A second source of the problem has been the incompleteness of the technology. While individual applications have proliferated, the tools needed to coordinate and focus them have been lacking.  There is a major gap between technology results and business needs.

This leads to the third reason for technology’s disappointment: its failure to align it with business management. Technology companies tend to blame customers for failing to understand how deeply new IT systems impact their business processes, while the users blame technology for being too rigid.

One symptom has been the high failure rate of IT projects. Too many projects are taken on with faith and without the basic project management being in place.   Large number of IT projects fail or simply do not deliver on promises.

Another symptom is the low utilization of corporate IT assets. During the boom, many companies added servers and storage every time they introduced a new department-level IT application. As a result, considerably less than half of this IT capacity is actually used.

And finally, it is the high cost of maintaining corporate information systems. More than half the money big companies spend on IT is used to employ an army of technicians.

So, what is the answer to this crisis in corporate computing?

The IT industry’s prescription and make over need to take the hard work out of building and managing IT systems, freeing companies to concentrate on using the technology to its potential.

The main features of the promised new generation of corporate IT systems are:

Integration. The need to weave together the disparate applications is the most pressing issue facing chief information officers.

Much rests on the development of industry-wide technical standards that allow interoperability of different IT systems and mobile devices e.g. tablets and laptops. In the past, tech companies focused much of their effort on developing and maintaining their own proprietary technologies. This strategy was sold as essential to maintaining high profit margins. Most now claim to see the world differently.

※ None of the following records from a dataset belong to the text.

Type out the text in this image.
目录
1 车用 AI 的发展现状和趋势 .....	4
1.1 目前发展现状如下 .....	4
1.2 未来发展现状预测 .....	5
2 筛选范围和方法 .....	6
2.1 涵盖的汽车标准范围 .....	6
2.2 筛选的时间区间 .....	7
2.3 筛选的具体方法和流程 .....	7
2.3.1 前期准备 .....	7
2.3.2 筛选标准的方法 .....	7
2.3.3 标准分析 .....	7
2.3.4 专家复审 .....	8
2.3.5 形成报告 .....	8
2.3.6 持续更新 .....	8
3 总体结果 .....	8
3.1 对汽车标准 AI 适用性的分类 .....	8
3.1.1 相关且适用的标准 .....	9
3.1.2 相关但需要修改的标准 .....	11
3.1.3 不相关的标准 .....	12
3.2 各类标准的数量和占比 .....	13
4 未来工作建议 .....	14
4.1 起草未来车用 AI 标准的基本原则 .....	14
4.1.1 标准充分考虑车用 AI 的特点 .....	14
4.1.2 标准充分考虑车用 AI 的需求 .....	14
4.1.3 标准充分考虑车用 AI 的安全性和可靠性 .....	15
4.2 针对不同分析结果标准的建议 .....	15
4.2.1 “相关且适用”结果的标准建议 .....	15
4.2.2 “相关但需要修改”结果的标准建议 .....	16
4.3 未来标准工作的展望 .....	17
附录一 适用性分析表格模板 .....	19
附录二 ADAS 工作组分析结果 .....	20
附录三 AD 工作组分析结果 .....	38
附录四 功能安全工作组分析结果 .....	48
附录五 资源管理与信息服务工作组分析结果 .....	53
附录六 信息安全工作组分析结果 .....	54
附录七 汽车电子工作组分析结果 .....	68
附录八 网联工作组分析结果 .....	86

The result is that many companies, particularly financial institutions, are now outsourcing their transaction-oriented, commodity based applications.  This permits them to focus on technology development and deployment, either internally or via third parties, to potentially set them apart from the herd.

Automation. The key to keeping down the soaring headcount in corporate IT departments revolves around creating technology that can maintain itself. This is the flip side of outsourcing: it drives down the cost of processing.

Virtualization. By using the internet to link corporate IT assets together, it may be possible to tap unused computing or storage resources more efficiently. Turning all these assets into one giant “virtual” machine holds out the promise of sharing work out where it can be handled most effectively. This is the ubiquitous cloud promulgated by the likes of IBM, Google and other corporate giants.

Utility computing. Once IT systems have been better integrated and virtualized, it will become easier, in theory, for companies to tap into specialist utility companies to supply some or all their computing needs. Then companies will be able to decide whether they want to stay in the business of building and maintaining technology or whether this is best left to outside suppliers.

The irony behind the convergence of cloud based processing and proliferation of internet based applications is the resurgence of mainframe processing. 

All of these efforts are geared towards one end: genuinely clothe IT in sartorial splendor to serve enterprise’s interests better.